SHORTS|Times of My Life: One
Leaving Home
The memoir Talking to Myself covers a self-contained period of my life up to age twelve. The next similarly identifiable finite period to deal with would be my teenage years in Staffordshire up to age nineteen when I left home. But a vexing question nagged in my mind: do I really want to engage with those years, with their largely repetitive experience of daily school and the awkward, acne-ridden processes of creeping towards late teenage? I had enjoyed writing the memoir tremendously but, although I could produce enough relevant material, would examining the next phase of my young life give me as much pleasure? However I posed the question, the answer was No.

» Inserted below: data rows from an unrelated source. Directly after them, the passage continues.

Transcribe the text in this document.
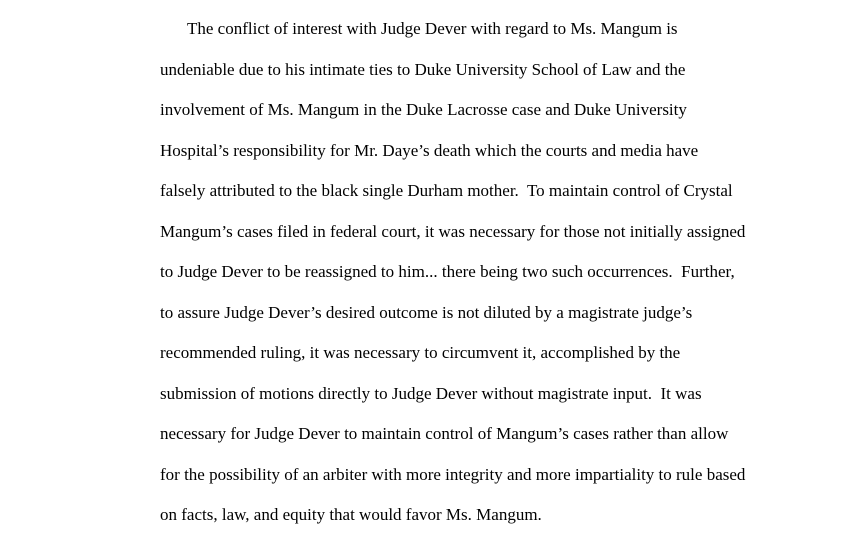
The conflict of interest with Judge Dever with regard to Ms. Mangum is
undeniable due to his intimate ties to Duke University School of Law and the
involvement of Ms. Mangum in the Duke Lacrosse case and Duke University
Hospital’s responsibility for Mr. Daye’s death which the courts and media have
falsely attributed to the black single Durham mother.  To maintain control of Crystal
Mangum’s cases filed in federal court, it was necessary for those not initially assigned
to Judge Dever to be reassigned to him... there being two such occurrences.  Further,
to assure Judge Dever’s desired outcome is not diluted by a magistrate judge’s
recommended ruling, it was necessary to circumvent it, accomplished by the
submission of motions directly to Judge Dever without magistrate input.  It was
necessary for Judge Dever to maintain control of Mangum’s cases rather than allow
for the possibility of an arbiter with more integrity and more impartiality to rule based
on facts, law, and equity that would favor Ms. Mangum.
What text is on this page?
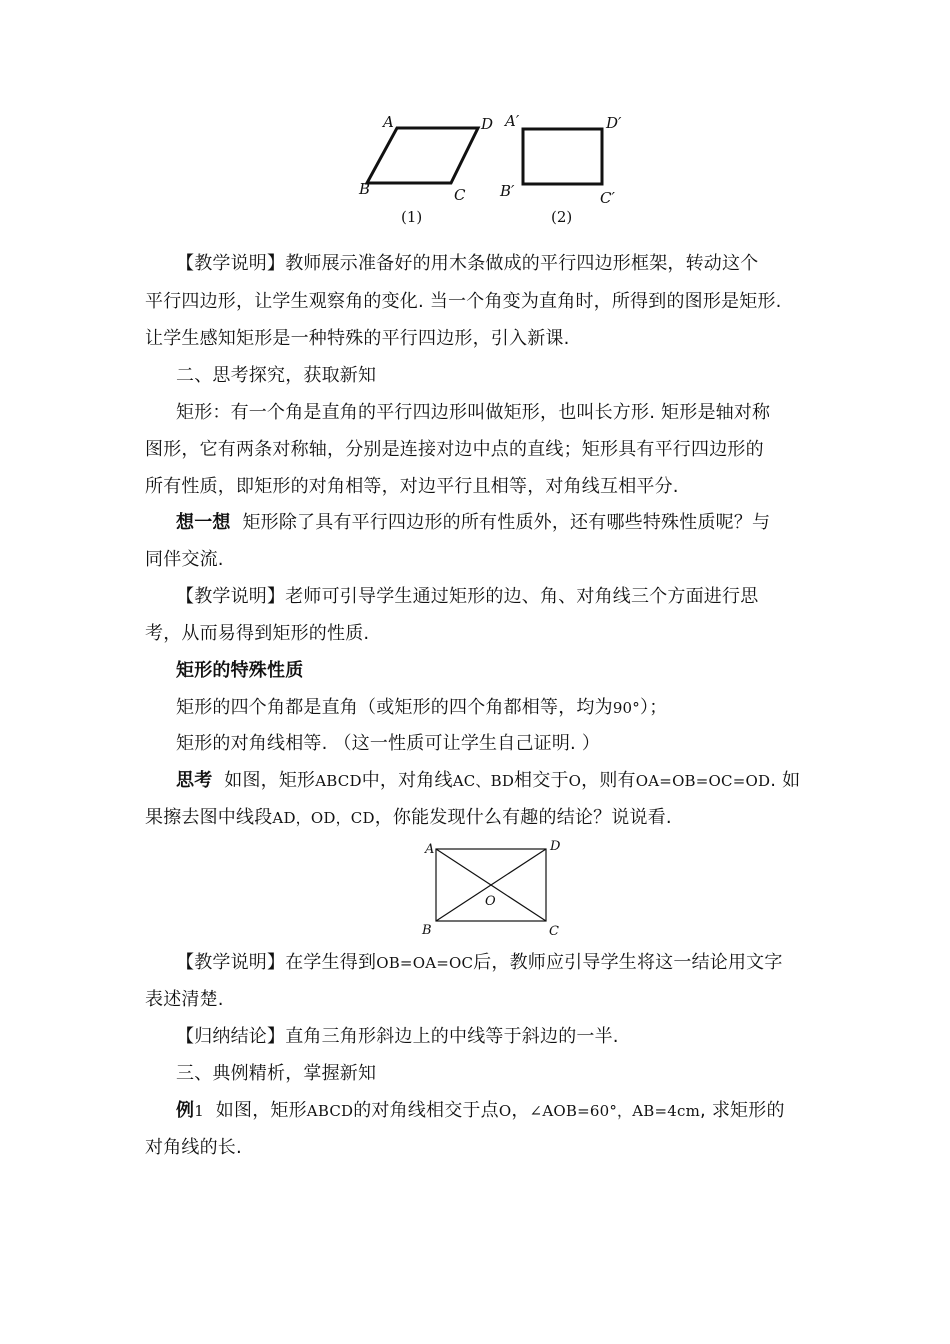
A	D
B	C
(1)
A′	D′
B′	C′
(2)
【教学说明】教师展示准备好的用木条做成的平行四边形框架，转动这个
平行四边形，让学生观察角的变化. 当一个角变为直角时，所得到的图形是矩形.
让学生感知矩形是一种特殊的平行四边形，引入新课.
二、思考探究，获取新知
矩形：有一个角是直角的平行四边形叫做矩形，也叫长方形. 矩形是轴对称
图形，它有两条对称轴，分别是连接对边中点的直线；矩形具有平行四边形的
所有性质，即矩形的对角相等，对边平行且相等，对角线互相平分.
想一想 矩形除了具有平行四边形的所有性质外，还有哪些特殊性质呢？与
同伴交流.
【教学说明】老师可引导学生通过矩形的边、角、对角线三个方面进行思
考，从而易得到矩形的性质.
矩形的特殊性质
矩形的四个角都是直角（或矩形的四个角都相等，均为90°）；
矩形的对角线相等. （这一性质可让学生自己证明. ）
思考 如图，矩形ABCD中，对角线AC、BD相交于O，则有OA=OB=OC=OD. 如
果擦去图中线段AD，OD，CD，你能发现什么有趣的结论？说说看.
A	D
B	C
O
【教学说明】在学生得到OB=OA=OC后，教师应引导学生将这一结论用文字
表述清楚.
【归纳结论】直角三角形斜边上的中线等于斜边的一半.
三、典例精析，掌握新知
例1 如图，矩形ABCD的对角线相交于点O，∠AOB=60°，AB=4cm, 求矩形的
对角线的长.
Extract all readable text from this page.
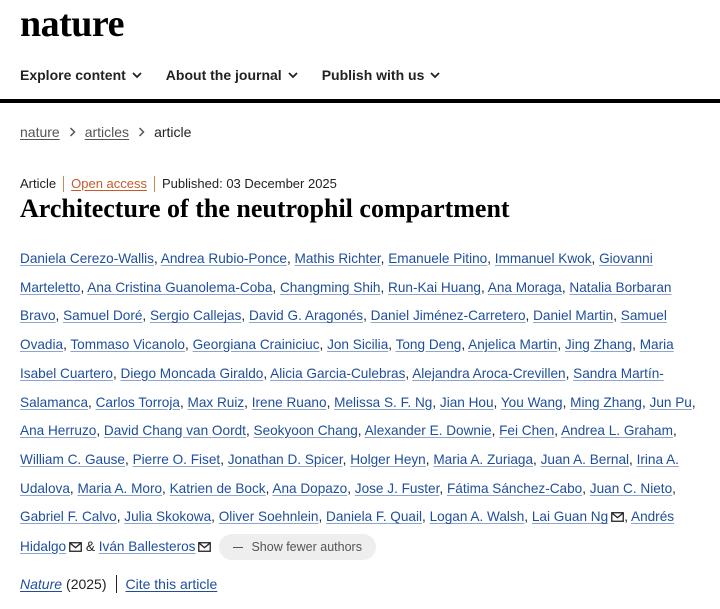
nature
Explore content	About the journal	Publish with us
nature articles article
Article Open access Published: 03 December 2025
Architecture of the neutrophil compartment
Daniela Cerezo-Wallis, Andrea Rubio-Ponce, Mathis Richter, Emanuele Pitino, Immanuel Kwok, Giovanni Marteletto, Ana Cristina Guanolema-Coba, Changming Shih, Run-Kai Huang, Ana Moraga, Natalia Borbaran Bravo, Samuel Doré, Sergio Callejas, David G. Aragonés, Daniel Jiménez-Carretero, Daniel Martin, Samuel Ovadia, Tommaso Vicanolo, Georgiana Crainiciuc, Jon Sicilia, Tong Deng, Anjelica Martin, Jing Zhang, Maria Isabel Cuartero, Diego Moncada Giraldo, Alicia Garcia-Culebras, Alejandra Aroca-Crevillen, Sandra Martín-Salamanca, Carlos Torroja, Max Ruiz, Irene Ruano, Melissa S. F. Ng, Jian Hou, You Wang, Ming Zhang, Jun Pu, Ana Herruzo, David Chang van Oordt, Seokyoon Chang, Alexander E. Downie, Fei Chen, Andrea L. Graham, William C. Gause, Pierre O. Fiset, Jonathan D. Spicer, Holger Heyn, Maria A. Zuriaga, Juan A. Bernal, Irina A. Udalova, Maria A. Moro, Katrien de Bock, Ana Dopazo, Jose J. Fuster, Fátima Sánchez-Cabo, Juan C. Nieto, Gabriel F. Calvo, Julia Skokowa, Oliver Soehnlein, Daniela F. Quail, Logan A. Walsh, Lai Guan Ng , Andrés Hidalgo & Iván Ballesteros	Show fewer authors
Nature (2025) Cite this article
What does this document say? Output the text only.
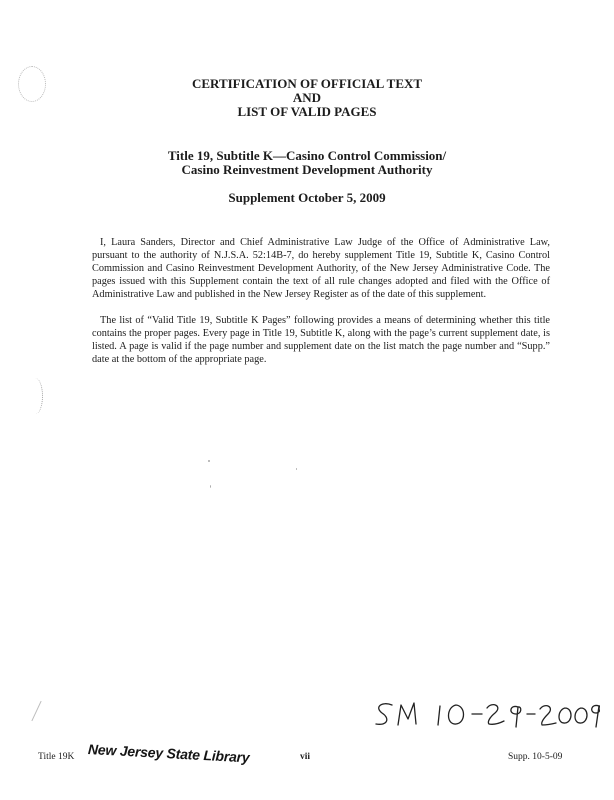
CERTIFICATION OF OFFICIAL TEXT
AND
LIST OF VALID PAGES
Title 19, Subtitle K—Casino Control Commission/
Casino Reinvestment Development Authority
Supplement October 5, 2009

I, Laura Sanders, Director and Chief Administrative Law Judge of the Office of Administrative Law, pursuant to the authority of N.J.S.A. 52:14B-7, do hereby supplement Title 19, Subtitle K, Casino Control Commission and Casino Reinvestment Development Authority, of the New Jersey Administrative Code. The pages issued with this Supplement contain the text of all rule changes adopted and filed with the Office of Administrative Law and published in the New Jersey Register as of the date of this supplement.

The list of “Valid Title 19, Subtitle K Pages” following provides a means of determining whether this title contains the proper pages. Every page in Title 19, Subtitle K, along with the page’s current supplement date, is listed. A page is valid if the page number and supplement date on the list match the page number and “Supp.” date at the bottom of the appropriate page.

Title 19K New Jersey State Library	vii	Supp. 10-5-09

I knew there was plenty to write about describing and reflecting on my early years in London, which I would certainly enjoy doing and I wanted to get going on that period. Eventually I realised that wrestling with this uncomfortable question was pointless and that London should be next. The few close people who discussed this with me all agreed. And yet I still felt there should be something to give my teenage years some context instead of just leaving a gap which might raise unwanted questions. So the job of these few Staffordshire pieces is to provide brief glimpses of that context and contribute to the continuity of the whole endeavour, casting at least some light on the home territory I was leaving.
(Incidentally, anyone wanting a full treatment of that phase of a person's life that I’ve avoided should read the late Lorna Sage’s superb autobiography Bad Blood (2000).